Tuesday, December 8, 2020

"Letters" Lead To "Murder"!

 So I finished "The Noel Letters" by Richard Paul Evas the Monday before Thanksgiving.  Honestly, I wasn't impressed with this one.  Not that it was boring; it wasn't.  But I'm  not putting it on my favorite list.  A young woman, Noel Post, goes home to reconcile with her dying father, only she arrives too late.  Suddenly, she has to decide whether to return to her life or stay and take over her father's bookstore; it's actually a simple decision, as she was laid off from her previous job as an editor.  Her relationship with her father could be described as strained, at best.  Noel blames Robert, her father, for her mother leaving (and ultimately dying in a car crash).  The truth will eventually come to light with the anonymously written "Noel Letters" and some harsh insight from one of Noel's father's employees.   Of course, Evans includes romance.  Noel forms a relationship with a single father and his daughter.  Whether or not it will last is something I will not spoil. 

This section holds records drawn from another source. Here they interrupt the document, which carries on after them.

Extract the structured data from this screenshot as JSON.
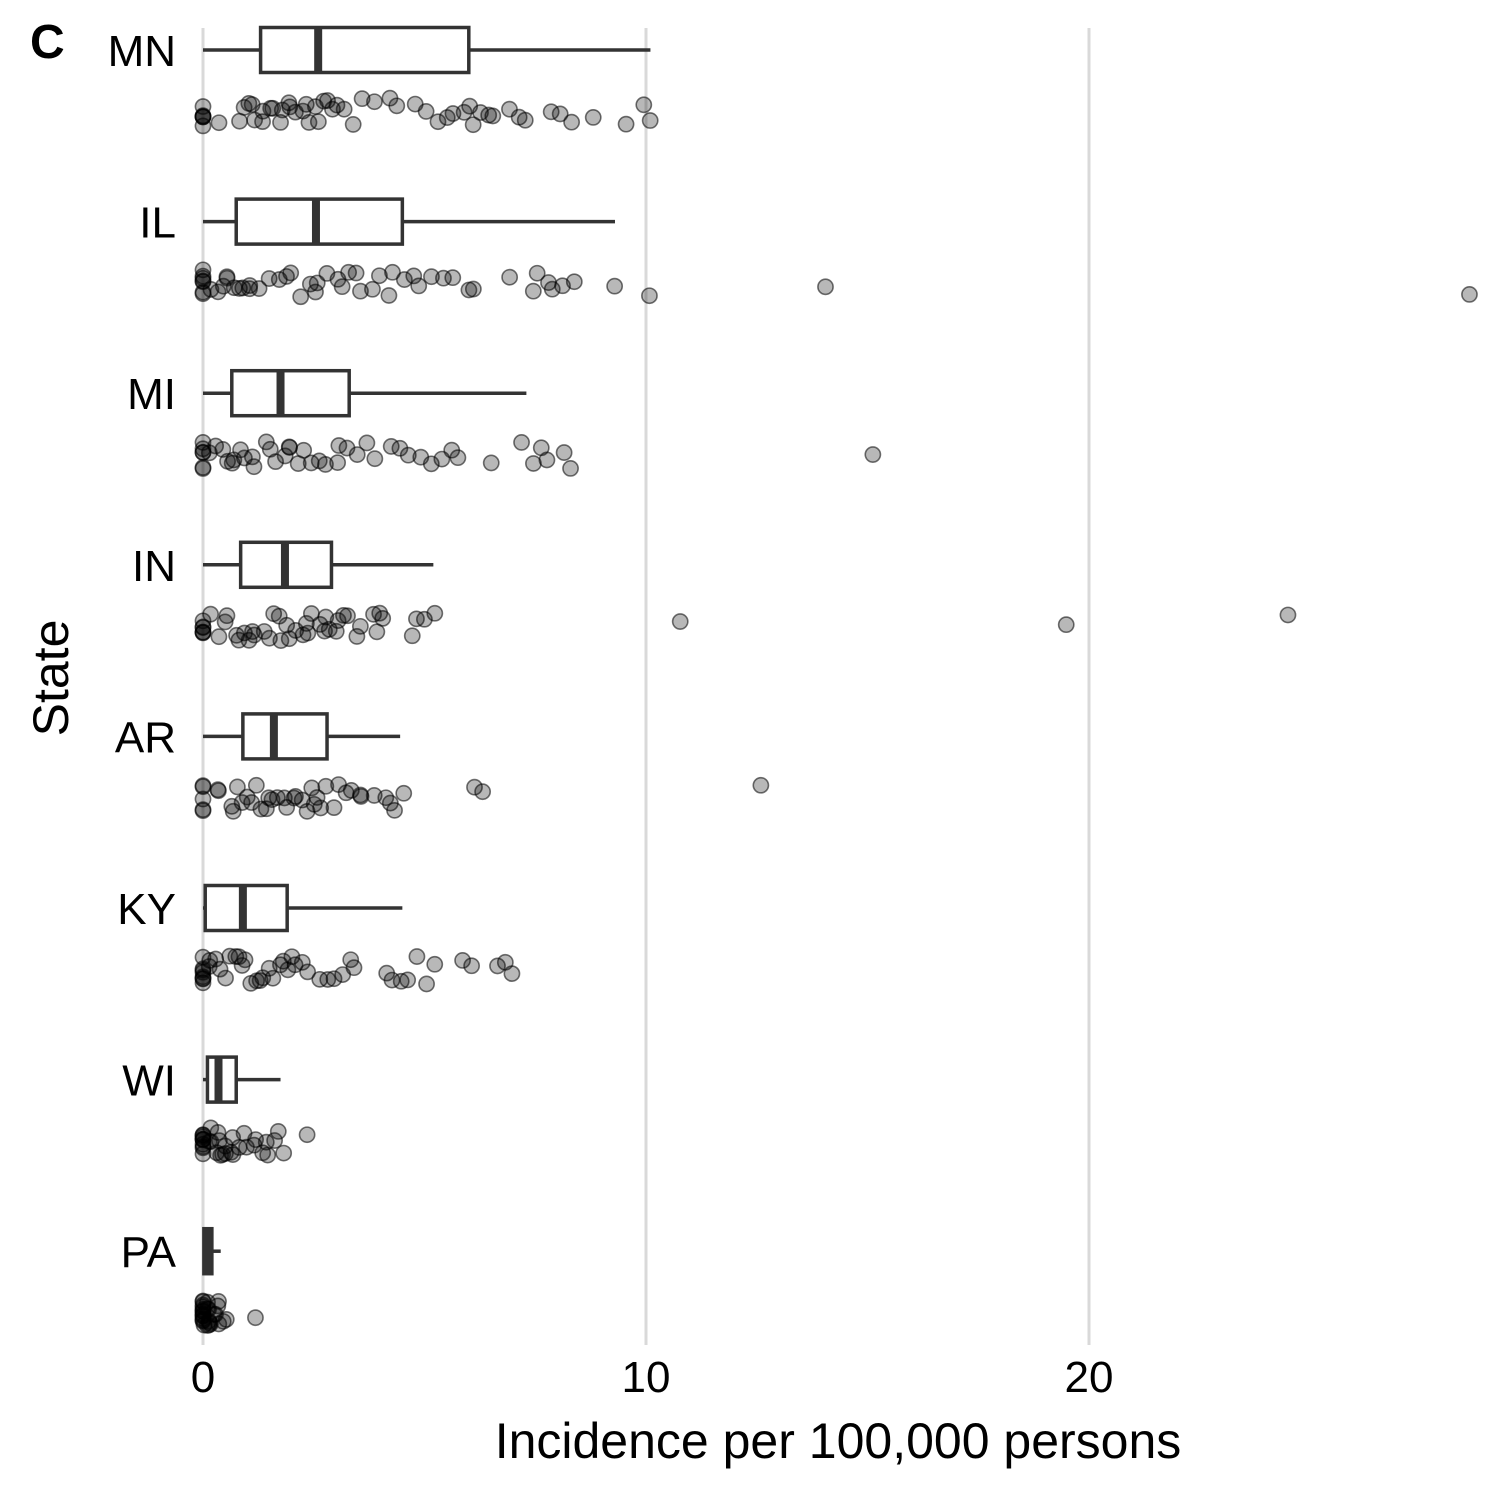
{
  "chart_data": {
    "type": "boxplot-jitter",
    "panel_label": "C",
    "xlabel": "Incidence per 100,000 persons",
    "ylabel": "State",
    "xlim": [
      0,
      28.6
    ],
    "x_ticks": [
      0,
      10,
      20
    ],
    "grid": "vertical major",
    "categories": [
      "MN",
      "IL",
      "MI",
      "IN",
      "AR",
      "KY",
      "WI",
      "PA"
    ],
    "boxes": [
      {
        "state": "MN",
        "whisker_low": 0,
        "q1": 1.3,
        "median": 2.6,
        "q3": 6.0,
        "whisker_high": 10.1
      },
      {
        "state": "IL",
        "whisker_low": 0,
        "q1": 0.75,
        "median": 2.55,
        "q3": 4.5,
        "whisker_high": 9.3
      },
      {
        "state": "MI",
        "whisker_low": 0,
        "q1": 0.65,
        "median": 1.75,
        "q3": 3.3,
        "whisker_high": 7.3
      },
      {
        "state": "IN",
        "whisker_low": 0,
        "q1": 0.85,
        "median": 1.85,
        "q3": 2.9,
        "whisker_high": 5.2
      },
      {
        "state": "AR",
        "whisker_low": 0,
        "q1": 0.9,
        "median": 1.6,
        "q3": 2.8,
        "whisker_high": 4.45
      },
      {
        "state": "KY",
        "whisker_low": 0,
        "q1": 0.05,
        "median": 0.9,
        "q3": 1.9,
        "whisker_high": 4.5
      },
      {
        "state": "WI",
        "whisker_low": 0,
        "q1": 0.1,
        "median": 0.35,
        "q3": 0.75,
        "whisker_high": 1.75
      },
      {
        "state": "PA",
        "whisker_low": 0,
        "q1": 0.02,
        "median": 0.1,
        "q3": 0.2,
        "whisker_high": 0.4
      }
    ],
    "points": {
      "MN": [
        0,
        0,
        0,
        0,
        0,
        0,
        0.4,
        0.8,
        0.9,
        1.0,
        1.1,
        1.2,
        1.3,
        1.4,
        1.5,
        1.6,
        1.7,
        1.8,
        1.9,
        2.0,
        2.1,
        2.2,
        2.3,
        2.4,
        2.5,
        2.6,
        2.7,
        2.8,
        2.9,
        3.0,
        3.2,
        3.4,
        3.6,
        3.9,
        4.2,
        4.4,
        4.8,
        5.0,
        5.3,
        5.5,
        5.7,
        5.9,
        6.0,
        6.1,
        6.3,
        6.4,
        6.6,
        6.9,
        7.1,
        7.3,
        7.8,
        8.1,
        8.3,
        8.8,
        9.6,
        10.0,
        10.1
      ],
      "IL": [
        0,
        0,
        0,
        0,
        0,
        0,
        0,
        0.2,
        0.3,
        0.4,
        0.5,
        0.6,
        0.7,
        0.8,
        0.9,
        1.0,
        1.1,
        1.3,
        1.5,
        1.7,
        1.9,
        2.0,
        2.2,
        2.4,
        2.5,
        2.6,
        2.8,
        3.0,
        3.2,
        3.3,
        3.5,
        3.6,
        3.8,
        4.0,
        4.2,
        4.3,
        4.5,
        4.7,
        4.9,
        5.1,
        5.4,
        5.6,
        6.0,
        6.1,
        6.9,
        7.5,
        7.6,
        7.8,
        7.9,
        8.1,
        8.4,
        9.3,
        10.1,
        14.0,
        28.6
      ],
      "MI": [
        0,
        0,
        0,
        0,
        0,
        0,
        0.2,
        0.3,
        0.4,
        0.5,
        0.6,
        0.7,
        0.8,
        0.9,
        1.1,
        1.2,
        1.4,
        1.5,
        1.6,
        1.8,
        1.9,
        2.0,
        2.1,
        2.3,
        2.4,
        2.6,
        2.8,
        3.0,
        3.1,
        3.3,
        3.5,
        3.7,
        3.9,
        4.2,
        4.5,
        4.6,
        4.9,
        5.2,
        5.4,
        5.6,
        5.8,
        6.5,
        7.2,
        7.4,
        7.6,
        7.8,
        8.1,
        8.3,
        15.1
      ],
      "IN": [
        0,
        0,
        0,
        0,
        0,
        0,
        0.2,
        0.4,
        0.5,
        0.6,
        0.7,
        0.8,
        0.9,
        1.0,
        1.1,
        1.2,
        1.4,
        1.5,
        1.6,
        1.7,
        1.8,
        1.9,
        2.0,
        2.1,
        2.2,
        2.3,
        2.4,
        2.5,
        2.6,
        2.7,
        2.8,
        2.9,
        3.0,
        3.1,
        3.2,
        3.3,
        3.5,
        3.6,
        3.8,
        3.9,
        4.0,
        4.1,
        4.7,
        4.8,
        5.0,
        5.2,
        10.8,
        19.5,
        24.5
      ],
      "AR": [
        0,
        0,
        0,
        0,
        0,
        0.3,
        0.4,
        0.6,
        0.7,
        0.8,
        0.9,
        1.0,
        1.1,
        1.2,
        1.3,
        1.4,
        1.5,
        1.6,
        1.7,
        1.8,
        1.9,
        2.0,
        2.1,
        2.2,
        2.3,
        2.4,
        2.5,
        2.6,
        2.7,
        2.8,
        3.0,
        3.1,
        3.2,
        3.3,
        3.5,
        3.6,
        3.9,
        4.1,
        4.2,
        4.3,
        4.5,
        6.1,
        6.3,
        12.6
      ],
      "KY": [
        0,
        0,
        0,
        0,
        0,
        0,
        0,
        0,
        0.1,
        0.2,
        0.3,
        0.4,
        0.5,
        0.6,
        0.7,
        0.8,
        0.9,
        1.0,
        1.1,
        1.2,
        1.3,
        1.4,
        1.5,
        1.6,
        1.7,
        1.8,
        1.9,
        2.0,
        2.1,
        2.2,
        2.4,
        2.6,
        2.8,
        3.0,
        3.2,
        3.3,
        3.4,
        4.1,
        4.3,
        4.5,
        4.6,
        4.8,
        5.0,
        5.2,
        5.9,
        6.1,
        6.6,
        6.8,
        7.0
      ],
      "WI": [
        0,
        0,
        0,
        0,
        0,
        0,
        0,
        0,
        0,
        0.05,
        0.1,
        0.15,
        0.2,
        0.25,
        0.3,
        0.35,
        0.4,
        0.45,
        0.5,
        0.55,
        0.6,
        0.65,
        0.7,
        0.8,
        0.9,
        1.0,
        1.1,
        1.2,
        1.3,
        1.4,
        1.5,
        1.6,
        1.7,
        1.8,
        2.3
      ],
      "PA": [
        0,
        0,
        0,
        0,
        0,
        0,
        0,
        0,
        0,
        0,
        0,
        0,
        0.02,
        0.04,
        0.06,
        0.08,
        0.1,
        0.12,
        0.14,
        0.16,
        0.18,
        0.2,
        0.22,
        0.25,
        0.3,
        0.35,
        0.4,
        0.5,
        0.55,
        1.2
      ]
    }
  }
}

I was looking forward to reading "The Christmas Shoes" by Donna Van Liere this year, but was unable to procure a copy.  I did, however, get my hands on a Christmas mystery, "A Christmas Carol Murder," written by Heather Redmond.  

London, December 1835: Charles and Kate are out with friends and family for a chilly night of caroling and good cheer.  But their blood truly runs cold when their singing is interrupted by a body plumeting from an upper window of a house.  They soon learnt the dead man at their feet, his neck strangely wriapped in chains, is Jacob Harley, the business partner of the resident of the house, an unpleasnt codger who owns a counting house, one Emmanuel Screws.  Ever the journalist, Charles dedicates himself to discovering who's behind the diabolical defenestration.  But before he can investigate further, Harley's corpse is stolen.   Following that, Charles in visited in his quarters by what appears to be Harley's ghost--or is it merely Charles's overwrought imagination?  He continues to suspect Emmanuel, the same penurious penny pincher who denied his father a lown yers ago, but Kate insists the old man is too weak to heave a body out a window.  Their mutual affection and admiration can accommodate a difference of opinion, but matters are complicated by the unexpected arrivial of an infant orphn.  Charles must find the child a home while solving a murder, to ensure that the next one in chains is the guilty party...

I've read a few chapters already, and it's pretty good.  It will most likely be the last book I read in 2020, and I'm looking forward to finishing this "journey" in time for the New Year!